What are the benefits of this approach?? First of all, understanding the broader context of customer behaviour: from the reaction to an email or a web article, to a return visit to our website or fanpage.

Fifth: measure the economic impact of improving data quality

The process of measuring the effects of data improvement depends on the priority placed on it. In the case of online businesses, this may be indicated by the following. the percentage of openings in relation to the sent messages. This parameter, a little underestimated by marketers, indicates how often the recipient interacts with the brand and whether the message actually reaches them, which has a direct impact on sales. On the other hand, in activity-based businesses in the so-called "data-driven" environment, data quality is a key factor. "real world" metrics correlating your business with data may look different. E.g. in the debt collection industry it is important to have contact with the debtor. If the underlying contact information is not of the right quality, it is to provide a minimum of 30 percent of the right contacts, in relation to the debts purchased. Such a company may have a problem reaching out to a debtor.

Choose 2-3 KPIs that you observe on a daily basis that have a direct impact on your business. It can be the level of interaction, it can be the level of use of the service or the number of correction invoices. It is important for different departments to be able to comment on the origin of the numbers and their reliability.

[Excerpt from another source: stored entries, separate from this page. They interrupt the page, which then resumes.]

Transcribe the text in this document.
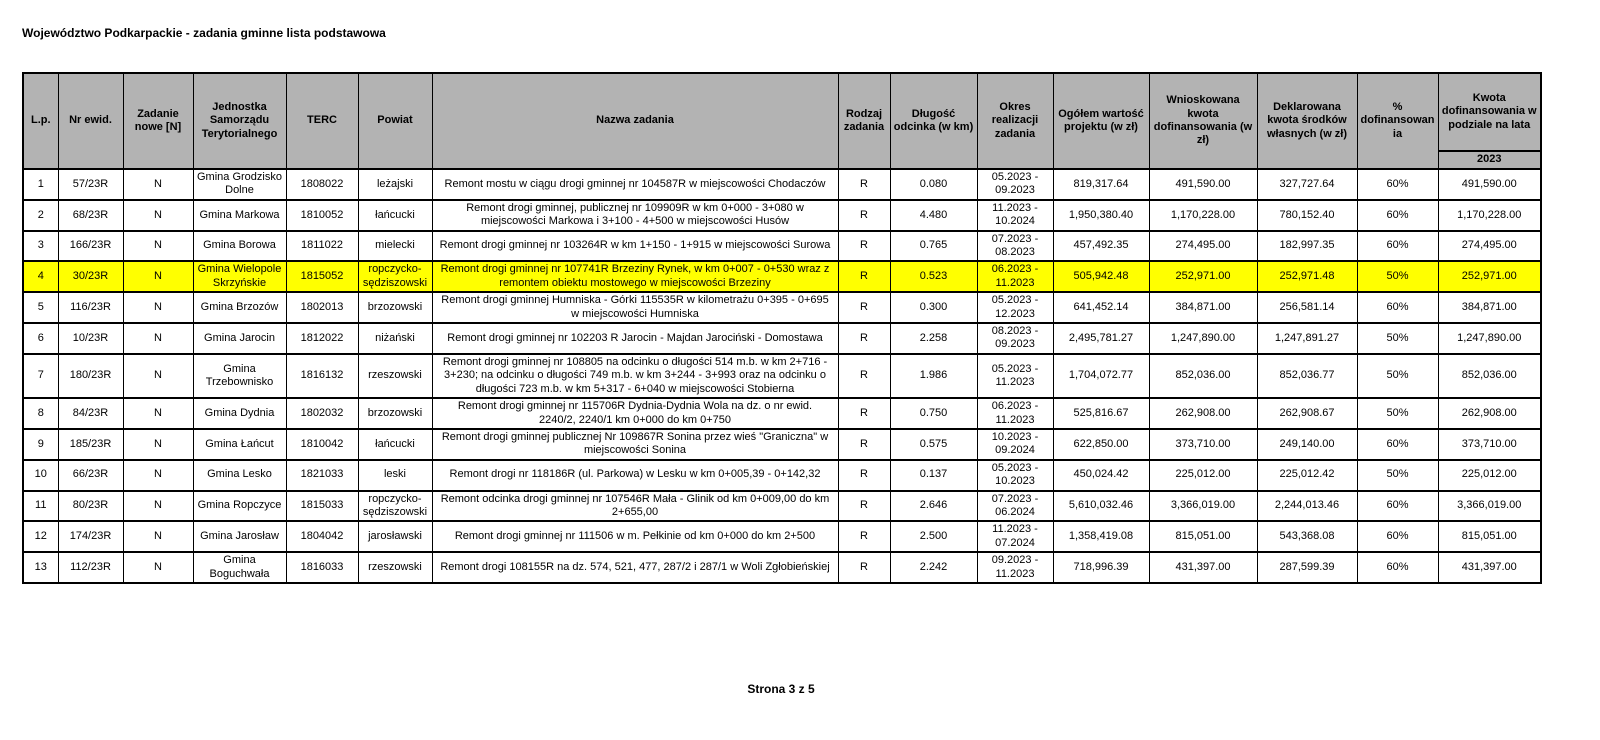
Województwo Podkarpackie - zadania gminne lista podstawowa
L.p.	Nr ewid.	Zadanie nowe [N]	Jednostka Samorządu Terytorialnego	TERC	Powiat	Nazwa zadania	Rodzaj zadania	Długość odcinka (w km)	Okres realizacji zadania	Ogółem wartość projektu (w zł)	Wnioskowana kwota dofinansowania (w zł)	Deklarowana kwota środków własnych (w zł)	% dofinansowania	Kwota dofinansowania w podziale na lata
														2023
1	57/23R	N	Gmina Grodzisko Dolne	1808022	leżajski	Remont mostu w ciągu drogi gminnej nr 104587R w miejscowości Chodaczów	R	0.080	05.2023 - 09.2023	819,317.64	491,590.00	327,727.64	60%	491,590.00
2	68/23R	N	Gmina Markowa	1810052	łańcucki	Remont drogi gminnej, publicznej nr 109909R w km 0+000 - 3+080 w miejscowości Markowa i 3+100 - 4+500 w miejscowości Husów	R	4.480	11.2023 - 10.2024	1,950,380.40	1,170,228.00	780,152.40	60%	1,170,228.00
3	166/23R	N	Gmina Borowa	1811022	mielecki	Remont drogi gminnej nr 103264R w km 1+150 - 1+915 w miejscowości Surowa	R	0.765	07.2023 - 08.2023	457,492.35	274,495.00	182,997.35	60%	274,495.00
4	30/23R	N	Gmina Wielopole Skrzyńskie	1815052	ropczycko-sędziszowski	Remont drogi gminnej nr 107741R Brzeziny Rynek, w km 0+007 - 0+530 wraz z remontem obiektu mostowego w miejscowości Brzeziny	R	0.523	06.2023 - 11.2023	505,942.48	252,971.00	252,971.48	50%	252,971.00
5	116/23R	N	Gmina Brzozów	1802013	brzozowski	Remont drogi gminnej Humniska - Górki 115535R w kilometrażu 0+395 - 0+695 w miejscowości Humniska	R	0.300	05.2023 - 12.2023	641,452.14	384,871.00	256,581.14	60%	384,871.00
6	10/23R	N	Gmina Jarocin	1812022	niżański	Remont drogi gminnej nr 102203 R Jarocin - Majdan Jarociński - Domostawa	R	2.258	08.2023 - 09.2023	2,495,781.27	1,247,890.00	1,247,891.27	50%	1,247,890.00
7	180/23R	N	Gmina Trzebownisko	1816132	rzeszowski	Remont drogi gminnej nr 108805 na odcinku o długości 514 m.b. w km 2+716 - 3+230; na odcinku o długości 749 m.b. w km 3+244 - 3+993 oraz na odcinku o długości 723 m.b. w km 5+317 - 6+040 w miejscowości Stobierna	R	1.986	05.2023 - 11.2023	1,704,072.77	852,036.00	852,036.77	50%	852,036.00
8	84/23R	N	Gmina Dydnia	1802032	brzozowski	Remont drogi gminnej nr 115706R Dydnia-Dydnia Wola na dz. o nr ewid. 2240/2, 2240/1 km 0+000 do km 0+750	R	0.750	06.2023 - 11.2023	525,816.67	262,908.00	262,908.67	50%	262,908.00
9	185/23R	N	Gmina Łańcut	1810042	łańcucki	Remont drogi gminnej publicznej Nr 109867R Sonina przez wieś "Graniczna" w miejscowości Sonina	R	0.575	10.2023 - 09.2024	622,850.00	373,710.00	249,140.00	60%	373,710.00
10	66/23R	N	Gmina Lesko	1821033	leski	Remont drogi nr 118186R (ul. Parkowa) w Lesku w km 0+005,39 - 0+142,32	R	0.137	05.2023 - 10.2023	450,024.42	225,012.00	225,012.42	50%	225,012.00
11	80/23R	N	Gmina Ropczyce	1815033	ropczycko-sędziszowski	Remont odcinka drogi gminnej nr 107546R Mała - Glinik od km 0+009,00 do km 2+655,00	R	2.646	07.2023 - 06.2024	5,610,032.46	3,366,019.00	2,244,013.46	60%	3,366,019.00
12	174/23R	N	Gmina Jarosław	1804042	jarosławski	Remont drogi gminnej nr 111506 w m. Pełkinie od km 0+000 do km 2+500	R	2.500	11.2023 - 07.2024	1,358,419.08	815,051.00	543,368.08	60%	815,051.00
13	112/23R	N	Gmina Boguchwała	1816033	rzeszowski	Remont drogi 108155R na dz. 574, 521, 477, 287/2 i 287/1 w Woli Zgłobieńskiej	R	2.242	09.2023 - 11.2023	718,996.39	431,397.00	287,599.39	60%	431,397.00
Strona 3 z 5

Sixth: build a culture of working with data

The growth of the internet and data consumption entails processes related to data quality assurance. We still hear a lot about „democratizing data”. All in all a good slogan, and a very current „buzz word”. But there is a catch. Companies do not need every employee to have access to data and information. What they need is more employee access to good data and valuable information. And data quality and analysis efficiency is more a matter of processes (data cleaning, data governance, dictionary management) and people (analysts, domain experts who understand the context of the data) than tools.